Ônibus 963

O ÔNIBUS PERDIDO no streaming e uma nota sobre UNITE FOR BISSAU

Como fez em Voo United 93, Paul Greengrass explora o teor hiperdramático de um acontecimento real, no caso o incêndio florestal que devastou uma região da Califórnia em 2018, destruindo milhares de casas e matando 85 pessoas.

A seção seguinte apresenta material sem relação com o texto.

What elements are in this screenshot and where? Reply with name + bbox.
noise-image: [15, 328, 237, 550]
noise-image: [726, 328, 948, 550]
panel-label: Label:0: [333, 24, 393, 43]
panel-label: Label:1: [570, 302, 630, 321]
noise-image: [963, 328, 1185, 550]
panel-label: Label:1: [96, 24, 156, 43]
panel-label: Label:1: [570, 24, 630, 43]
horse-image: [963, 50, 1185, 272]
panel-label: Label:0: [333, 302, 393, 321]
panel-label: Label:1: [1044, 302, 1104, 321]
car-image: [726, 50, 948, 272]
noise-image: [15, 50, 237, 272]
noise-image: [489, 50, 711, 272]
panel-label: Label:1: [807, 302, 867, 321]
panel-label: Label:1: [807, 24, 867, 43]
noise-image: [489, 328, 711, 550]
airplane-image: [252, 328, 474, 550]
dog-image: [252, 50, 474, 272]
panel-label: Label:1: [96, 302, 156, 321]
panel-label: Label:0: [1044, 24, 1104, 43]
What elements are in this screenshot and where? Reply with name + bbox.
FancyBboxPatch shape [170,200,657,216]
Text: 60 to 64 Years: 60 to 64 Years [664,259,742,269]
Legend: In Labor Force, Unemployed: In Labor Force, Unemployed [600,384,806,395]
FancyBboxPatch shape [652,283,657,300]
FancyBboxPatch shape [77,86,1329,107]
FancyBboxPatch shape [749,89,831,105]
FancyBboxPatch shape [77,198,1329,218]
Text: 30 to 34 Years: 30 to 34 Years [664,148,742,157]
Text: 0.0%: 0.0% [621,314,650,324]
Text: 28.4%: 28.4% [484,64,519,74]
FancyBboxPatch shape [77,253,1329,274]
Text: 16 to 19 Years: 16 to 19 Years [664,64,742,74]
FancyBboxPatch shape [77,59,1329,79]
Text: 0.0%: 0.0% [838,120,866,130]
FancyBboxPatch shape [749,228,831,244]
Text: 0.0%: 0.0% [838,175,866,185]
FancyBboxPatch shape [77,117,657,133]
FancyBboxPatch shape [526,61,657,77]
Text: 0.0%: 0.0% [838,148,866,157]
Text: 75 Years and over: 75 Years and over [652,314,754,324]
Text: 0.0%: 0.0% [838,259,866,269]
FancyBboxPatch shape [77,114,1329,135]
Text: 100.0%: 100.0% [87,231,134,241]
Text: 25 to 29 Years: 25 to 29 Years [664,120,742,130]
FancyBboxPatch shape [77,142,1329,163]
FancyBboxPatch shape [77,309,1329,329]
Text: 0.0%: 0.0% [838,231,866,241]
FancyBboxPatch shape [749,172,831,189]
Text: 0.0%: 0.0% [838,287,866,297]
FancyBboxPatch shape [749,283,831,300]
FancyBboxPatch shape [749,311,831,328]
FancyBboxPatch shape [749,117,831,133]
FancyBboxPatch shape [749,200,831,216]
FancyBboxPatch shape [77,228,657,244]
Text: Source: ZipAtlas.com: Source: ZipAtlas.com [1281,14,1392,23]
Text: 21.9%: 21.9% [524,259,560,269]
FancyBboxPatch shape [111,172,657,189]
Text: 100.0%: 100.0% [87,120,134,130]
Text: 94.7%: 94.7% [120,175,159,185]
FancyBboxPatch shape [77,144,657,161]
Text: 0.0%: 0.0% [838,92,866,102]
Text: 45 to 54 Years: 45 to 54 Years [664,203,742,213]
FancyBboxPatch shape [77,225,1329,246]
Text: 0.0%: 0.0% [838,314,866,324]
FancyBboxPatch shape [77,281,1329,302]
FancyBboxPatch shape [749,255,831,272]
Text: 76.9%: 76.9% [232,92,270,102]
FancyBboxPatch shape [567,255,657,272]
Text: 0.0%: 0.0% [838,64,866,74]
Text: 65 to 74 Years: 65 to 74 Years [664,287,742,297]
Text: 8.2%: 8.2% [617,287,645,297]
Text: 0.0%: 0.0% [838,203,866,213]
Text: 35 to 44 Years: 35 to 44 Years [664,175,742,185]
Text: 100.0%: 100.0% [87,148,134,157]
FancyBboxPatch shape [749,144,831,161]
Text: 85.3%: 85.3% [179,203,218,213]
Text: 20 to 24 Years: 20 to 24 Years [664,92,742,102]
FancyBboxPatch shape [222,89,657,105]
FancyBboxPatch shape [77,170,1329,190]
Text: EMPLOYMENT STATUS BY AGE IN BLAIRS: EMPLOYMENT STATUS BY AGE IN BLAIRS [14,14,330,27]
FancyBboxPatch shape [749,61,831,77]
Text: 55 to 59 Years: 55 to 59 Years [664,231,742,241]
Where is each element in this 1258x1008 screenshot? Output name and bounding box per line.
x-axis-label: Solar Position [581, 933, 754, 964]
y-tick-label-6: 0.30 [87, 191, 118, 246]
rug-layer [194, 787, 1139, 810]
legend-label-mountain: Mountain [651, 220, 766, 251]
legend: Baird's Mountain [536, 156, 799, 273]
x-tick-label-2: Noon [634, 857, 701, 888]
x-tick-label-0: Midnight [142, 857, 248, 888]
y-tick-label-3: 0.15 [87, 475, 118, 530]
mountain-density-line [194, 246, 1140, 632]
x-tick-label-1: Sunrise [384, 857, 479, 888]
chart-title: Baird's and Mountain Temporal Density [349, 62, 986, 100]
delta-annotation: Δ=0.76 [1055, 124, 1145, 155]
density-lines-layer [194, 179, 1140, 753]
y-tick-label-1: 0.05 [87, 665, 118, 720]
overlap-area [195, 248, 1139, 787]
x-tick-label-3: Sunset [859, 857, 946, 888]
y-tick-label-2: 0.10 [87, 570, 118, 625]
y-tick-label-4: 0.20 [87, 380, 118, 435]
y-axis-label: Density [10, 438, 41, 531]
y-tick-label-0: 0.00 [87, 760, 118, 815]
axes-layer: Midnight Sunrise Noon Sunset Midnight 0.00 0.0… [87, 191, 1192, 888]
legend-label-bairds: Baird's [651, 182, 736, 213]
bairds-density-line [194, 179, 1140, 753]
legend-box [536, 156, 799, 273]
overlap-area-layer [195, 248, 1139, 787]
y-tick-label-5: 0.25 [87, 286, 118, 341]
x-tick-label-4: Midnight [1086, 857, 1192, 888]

O Ônibus Perdido (The Lost Bus) apela ao pathos de crianças em perigo, uma catástrofe de grandes proporções e um herói capaz de trocar o individual pelo coletivo.

O filme se baseia com certa liberdade em livro de Lizzie Johnson para recontar a bravura real de Kevin McKay (Matthew McConaughey), motorista do ônibus escolar que perdeu o contato com a base e conseguiu atravessar bravamente o cerco do fogo para salvar 22 crianças e uma professora (America Ferrera).

Kevin tem seu perfil humano erigido desde o início pelo relacionamento difícil com o filho e os cuidados com a mãe (vividos pelo filho e a mãe do próprio ator). Para sublinhar ainda mais a coitadice de Kevin, seu cachorrinho terá que ser sacrificado. É mais do que óbvio que ele fará tudo para salvar a turminha do ônibus.

Com sua interpretação, McConaughey confere alguma espessura a esse personagem-clichê do herói discreto e dolorido. Mas o que importa de verdade é a perícia de Greengrass e sua imensa equipe em nos fazer viver os acontecimentos de dentro, no olho do desastre. As tomadas do ponto de vista do fogo, que avança vertiginosamente com o vento, são de prender a respiração. Somos engolidos por uma câmera que oscila permanentemente, simulando o olhar de alguém que respira ofegante, a montagem ágil que vasculha os pormenores da ação e os efeitos especiais de larga escala que reproduzem o cerco infernal do fogo. Com a ajuda, é bem verdade, de tomadas do incêndio real.

Os rostos tensos ou horrorizados dos escolares pontuam a saga do ônibus 963. Mas é de estranhar que 22 crianças juntas naquelas circunstâncias passem a maior parte do tempo em silêncio, único reparo que faço à brilhante construção sonora do filme.

>> O Ônibus Perdido concorre ao Oscar e ao Bafta de efeitos visuais, e está na plataforma Apple TV. 

MULHERES E MÚSICA DE BISSAU

A cineasta e ativista Iara Lee disponibilizou no Youtube o mais recente documentário de sua produtora Cultures of Resistance. O média-metragem Unite for Bissau (Nô Kumpu Guiné) celebra o legado de Amílcar Cabral no que diz respeito ao lugar da mulher na Guiné-Bissau independente. A mutilação genital feminina é uma prática que ainda precisa ser combatida, mas as mulheres vêm ganhando espaço numa sociedade aferrada a velhas tradições. O filme mostra empreendedoras no agronegócio ecologicamente responsável e uma organização feminina que desafia o patriarcado.

Apesar da montagem caótica e mais pop do que o recomendável, temos ali um álbum de impressões sobre o país regido pelo ritmo. Em grande parte, Unite for Bissau é um musical que passa seu recado não só por palavras e imagens documentais, mas principalmente pelo canto e a dança.